Rural Electric Women
By the early 1900s electric lights were commonplace in towns and cities with electric generating stations. But the power ended just outside of town. The countryside was black, save for the occasional kerosene lamp lighting a dingy window. President Teddy Roosevelt, concerned, about the stagnant pace of the rural economy, commissioned a study about life on the farm. In 1909 the Country Life Commission stated in its report, “Life on the farm was drudgery and even more burdensome on the farm wife than for the farmer himself.”
Hence, it was the women who were most eager to bring rural electrification to the farm through the creation of electric co-ops. In Wisconsin, four such women served as original incorporators of their local co-ops in 1938: Bertha Krueger and Catherine Martin at Jump River Electric and Mrs. Robert McNutt and Mrs. Leonard Huber at Adams–Marquette Electric. A 1985 Wisconsin REC News article captured some of the thoughts of two of these pioneers.
Worth Working For
Mrs. Robert McNutt, an Adams–Marquette director during the co-op’s first four years, remembered that one of the first steps on the path to central station electric service was to meet with Orland (Spike) Loomis, head of the Rural Electrification Coordination office.
“And that,” she said, “is when we first realized what a tremendous job it was going to be to provide electricity in rural areas. He told us what we would have to do and it was up to us to decide if we wanted to do it.”
They did want to do it, and Mrs. McNutt believed one of the reasons that she was willing to work was the memory of the six lamps that used to light their house. “Every evening it was my job to light them,” she recalled, “and every morning I had to clean and fill them. It was a lot of work—enough work to convince me electricity was worth working for.”
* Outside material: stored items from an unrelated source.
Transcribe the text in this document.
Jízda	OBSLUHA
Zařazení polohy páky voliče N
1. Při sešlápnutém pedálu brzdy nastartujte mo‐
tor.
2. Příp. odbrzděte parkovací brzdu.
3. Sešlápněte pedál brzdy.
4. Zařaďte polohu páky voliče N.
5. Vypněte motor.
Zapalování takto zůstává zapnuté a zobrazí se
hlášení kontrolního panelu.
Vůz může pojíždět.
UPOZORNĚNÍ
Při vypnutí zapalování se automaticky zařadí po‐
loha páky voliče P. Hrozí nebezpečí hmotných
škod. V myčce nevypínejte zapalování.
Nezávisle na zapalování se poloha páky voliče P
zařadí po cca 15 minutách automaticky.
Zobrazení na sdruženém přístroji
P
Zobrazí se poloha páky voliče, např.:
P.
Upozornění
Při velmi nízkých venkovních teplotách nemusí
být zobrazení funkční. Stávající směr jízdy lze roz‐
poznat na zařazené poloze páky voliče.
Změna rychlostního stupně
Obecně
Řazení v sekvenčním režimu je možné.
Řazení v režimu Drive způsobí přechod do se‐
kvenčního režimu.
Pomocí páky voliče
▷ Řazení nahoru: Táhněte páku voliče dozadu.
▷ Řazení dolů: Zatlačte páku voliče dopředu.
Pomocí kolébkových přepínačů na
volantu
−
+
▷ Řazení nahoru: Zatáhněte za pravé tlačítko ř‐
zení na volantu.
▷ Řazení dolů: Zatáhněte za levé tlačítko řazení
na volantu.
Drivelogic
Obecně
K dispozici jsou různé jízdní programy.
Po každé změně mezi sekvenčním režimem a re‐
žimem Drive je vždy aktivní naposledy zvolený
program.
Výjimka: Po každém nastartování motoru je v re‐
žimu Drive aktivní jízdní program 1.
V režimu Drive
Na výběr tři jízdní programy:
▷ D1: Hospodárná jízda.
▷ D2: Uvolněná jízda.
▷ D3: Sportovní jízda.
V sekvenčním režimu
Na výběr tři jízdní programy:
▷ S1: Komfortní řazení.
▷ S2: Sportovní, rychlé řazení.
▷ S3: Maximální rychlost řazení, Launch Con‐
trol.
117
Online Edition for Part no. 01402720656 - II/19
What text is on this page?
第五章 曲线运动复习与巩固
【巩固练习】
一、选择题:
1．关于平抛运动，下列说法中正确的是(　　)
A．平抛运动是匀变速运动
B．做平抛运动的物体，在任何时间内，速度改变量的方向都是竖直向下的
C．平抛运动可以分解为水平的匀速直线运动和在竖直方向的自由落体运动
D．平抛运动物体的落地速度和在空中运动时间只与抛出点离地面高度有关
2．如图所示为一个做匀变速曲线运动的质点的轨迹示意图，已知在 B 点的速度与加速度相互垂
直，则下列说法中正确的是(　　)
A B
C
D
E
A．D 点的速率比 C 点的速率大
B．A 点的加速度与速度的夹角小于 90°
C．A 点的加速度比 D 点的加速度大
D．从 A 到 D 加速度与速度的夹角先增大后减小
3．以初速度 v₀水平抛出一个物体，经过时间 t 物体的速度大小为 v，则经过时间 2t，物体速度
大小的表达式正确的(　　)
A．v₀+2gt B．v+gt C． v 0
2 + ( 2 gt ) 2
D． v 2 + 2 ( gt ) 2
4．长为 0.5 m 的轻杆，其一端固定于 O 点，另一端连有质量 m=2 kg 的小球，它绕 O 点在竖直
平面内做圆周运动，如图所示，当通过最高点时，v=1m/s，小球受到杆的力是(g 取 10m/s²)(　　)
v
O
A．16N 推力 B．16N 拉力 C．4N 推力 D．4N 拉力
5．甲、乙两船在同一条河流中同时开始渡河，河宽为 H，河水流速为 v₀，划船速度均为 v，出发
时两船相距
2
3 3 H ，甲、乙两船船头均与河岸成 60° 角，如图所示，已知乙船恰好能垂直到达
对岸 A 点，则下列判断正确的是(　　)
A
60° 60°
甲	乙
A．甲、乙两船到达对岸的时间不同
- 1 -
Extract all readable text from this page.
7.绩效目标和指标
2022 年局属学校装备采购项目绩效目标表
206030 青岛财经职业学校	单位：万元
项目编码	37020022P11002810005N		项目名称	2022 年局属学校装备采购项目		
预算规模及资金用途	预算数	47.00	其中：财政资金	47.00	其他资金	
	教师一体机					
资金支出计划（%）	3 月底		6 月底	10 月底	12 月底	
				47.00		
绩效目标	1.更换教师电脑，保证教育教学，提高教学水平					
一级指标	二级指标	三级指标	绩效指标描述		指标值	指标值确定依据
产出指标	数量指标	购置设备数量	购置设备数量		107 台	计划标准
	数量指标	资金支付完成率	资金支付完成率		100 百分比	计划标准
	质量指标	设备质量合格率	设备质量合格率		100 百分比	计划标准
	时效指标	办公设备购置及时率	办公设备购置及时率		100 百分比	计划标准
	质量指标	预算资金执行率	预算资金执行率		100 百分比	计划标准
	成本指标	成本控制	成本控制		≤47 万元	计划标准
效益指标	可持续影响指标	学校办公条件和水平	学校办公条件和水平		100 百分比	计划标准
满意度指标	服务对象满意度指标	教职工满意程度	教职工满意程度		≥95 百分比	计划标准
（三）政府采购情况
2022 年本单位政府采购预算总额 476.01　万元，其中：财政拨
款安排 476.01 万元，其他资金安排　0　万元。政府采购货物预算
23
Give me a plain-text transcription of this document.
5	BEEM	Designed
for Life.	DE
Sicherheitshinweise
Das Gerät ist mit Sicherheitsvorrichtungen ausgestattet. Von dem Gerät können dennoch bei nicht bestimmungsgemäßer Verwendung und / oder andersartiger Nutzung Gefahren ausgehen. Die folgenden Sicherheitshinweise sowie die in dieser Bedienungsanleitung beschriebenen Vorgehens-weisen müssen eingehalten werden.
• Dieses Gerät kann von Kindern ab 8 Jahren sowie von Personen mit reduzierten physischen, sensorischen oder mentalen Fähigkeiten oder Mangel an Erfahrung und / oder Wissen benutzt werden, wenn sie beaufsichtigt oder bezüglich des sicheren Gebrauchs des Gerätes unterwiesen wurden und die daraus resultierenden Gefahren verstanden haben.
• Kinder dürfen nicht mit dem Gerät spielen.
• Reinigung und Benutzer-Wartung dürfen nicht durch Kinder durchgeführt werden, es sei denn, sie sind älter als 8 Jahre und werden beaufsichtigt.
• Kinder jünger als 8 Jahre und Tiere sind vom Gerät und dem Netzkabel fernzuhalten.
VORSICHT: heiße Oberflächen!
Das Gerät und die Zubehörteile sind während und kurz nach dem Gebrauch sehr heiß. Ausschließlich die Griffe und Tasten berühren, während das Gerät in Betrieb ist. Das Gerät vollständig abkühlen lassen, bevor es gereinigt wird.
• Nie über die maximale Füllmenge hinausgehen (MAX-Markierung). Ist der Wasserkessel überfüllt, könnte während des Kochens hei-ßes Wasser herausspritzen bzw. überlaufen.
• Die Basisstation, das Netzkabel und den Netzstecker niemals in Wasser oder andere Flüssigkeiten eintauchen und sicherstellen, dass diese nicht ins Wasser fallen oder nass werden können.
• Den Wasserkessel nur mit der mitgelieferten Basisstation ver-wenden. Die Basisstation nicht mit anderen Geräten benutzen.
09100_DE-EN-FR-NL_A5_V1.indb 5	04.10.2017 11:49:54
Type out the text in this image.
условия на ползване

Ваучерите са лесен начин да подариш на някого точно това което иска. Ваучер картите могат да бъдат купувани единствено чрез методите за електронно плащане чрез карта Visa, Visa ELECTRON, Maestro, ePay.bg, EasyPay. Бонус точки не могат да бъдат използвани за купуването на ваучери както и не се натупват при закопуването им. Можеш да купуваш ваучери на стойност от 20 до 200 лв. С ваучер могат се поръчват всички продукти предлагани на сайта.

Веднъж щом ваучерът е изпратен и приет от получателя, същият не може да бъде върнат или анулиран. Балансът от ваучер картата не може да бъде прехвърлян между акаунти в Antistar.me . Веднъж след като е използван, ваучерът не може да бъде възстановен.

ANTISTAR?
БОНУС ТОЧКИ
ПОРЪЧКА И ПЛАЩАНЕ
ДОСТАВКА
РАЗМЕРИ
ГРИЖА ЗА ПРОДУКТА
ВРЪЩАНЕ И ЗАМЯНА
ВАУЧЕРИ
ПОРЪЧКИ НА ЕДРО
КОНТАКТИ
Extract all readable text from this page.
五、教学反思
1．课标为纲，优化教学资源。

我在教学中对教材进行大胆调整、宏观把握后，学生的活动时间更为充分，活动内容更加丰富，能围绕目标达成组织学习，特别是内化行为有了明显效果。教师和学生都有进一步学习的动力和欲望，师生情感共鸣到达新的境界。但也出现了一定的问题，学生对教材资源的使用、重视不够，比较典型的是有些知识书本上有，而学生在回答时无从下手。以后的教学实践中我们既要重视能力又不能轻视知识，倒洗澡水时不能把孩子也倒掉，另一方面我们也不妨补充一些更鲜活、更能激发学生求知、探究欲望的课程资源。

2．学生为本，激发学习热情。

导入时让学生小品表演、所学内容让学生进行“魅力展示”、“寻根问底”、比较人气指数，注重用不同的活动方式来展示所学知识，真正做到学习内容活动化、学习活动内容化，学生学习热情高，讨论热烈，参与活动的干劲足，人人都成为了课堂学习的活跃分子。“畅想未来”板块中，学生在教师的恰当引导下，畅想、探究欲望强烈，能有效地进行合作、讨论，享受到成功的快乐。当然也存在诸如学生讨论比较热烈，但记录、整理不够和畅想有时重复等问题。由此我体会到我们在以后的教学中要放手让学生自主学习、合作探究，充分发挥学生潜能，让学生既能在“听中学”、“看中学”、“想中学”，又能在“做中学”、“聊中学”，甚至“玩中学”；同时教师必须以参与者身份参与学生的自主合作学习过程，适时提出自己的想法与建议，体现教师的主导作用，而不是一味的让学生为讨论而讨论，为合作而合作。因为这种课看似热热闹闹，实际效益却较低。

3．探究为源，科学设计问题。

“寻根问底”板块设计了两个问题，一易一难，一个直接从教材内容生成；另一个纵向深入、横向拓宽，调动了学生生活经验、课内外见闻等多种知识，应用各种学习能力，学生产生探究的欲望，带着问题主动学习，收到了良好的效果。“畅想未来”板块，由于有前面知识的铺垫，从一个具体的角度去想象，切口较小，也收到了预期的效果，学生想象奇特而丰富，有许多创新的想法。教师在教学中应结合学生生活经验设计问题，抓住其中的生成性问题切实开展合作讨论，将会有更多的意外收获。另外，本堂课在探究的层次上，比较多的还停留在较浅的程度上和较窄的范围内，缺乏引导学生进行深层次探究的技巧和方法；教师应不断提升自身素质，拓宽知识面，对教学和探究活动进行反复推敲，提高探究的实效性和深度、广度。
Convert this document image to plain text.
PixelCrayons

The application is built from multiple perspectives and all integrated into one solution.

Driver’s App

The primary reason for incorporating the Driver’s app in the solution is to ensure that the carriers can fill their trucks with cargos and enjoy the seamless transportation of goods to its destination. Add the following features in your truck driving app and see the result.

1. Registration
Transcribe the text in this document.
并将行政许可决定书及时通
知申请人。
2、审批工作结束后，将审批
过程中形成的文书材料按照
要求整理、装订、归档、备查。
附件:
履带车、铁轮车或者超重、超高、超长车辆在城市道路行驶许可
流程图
As she related the early struggles to sign up members and organize her cooperative, Mrs. Leonard B. Huber commented on the 1939 startup of electric service, “It was a happy Christmas that year for the rural families that could turn the lights on in their homes, yards, and Christmas trees.” She recalled the uphill work that was required in calling on and convincing potential members to sign for membership in the new cooperative.
Closing a Gap
Interestingly, our records show that once the startup phase of Wisconsin co-op operations was complete, within a few years no women could be found serving on electric co-op boards of directors. In fact, there was a 35-year span—from 1943 to 1978—where distribution co-ops here counted no women as board members. The gap finally closed with the election of Rebecca Gutzman as a Columbus Rural Electric director in 1978.
Today women have an increasing interest in serving on electric co-op boards; we count 25 women currently serving as directors of Wisconsin electric cooperatives. Many more women are choosing careers in rural electrification, holding positions of general manager, financial officer, accountant, and in jobs with responsibilities for marketing, communications, customer service, operations, and line work to name a few of the opportunities. I encourage many young people to consider a career and for co-op members to get involved with their electric cooperatives.
It’s the committed people—women and men—who make electric cooperatives the member-friendly providers of service that they are.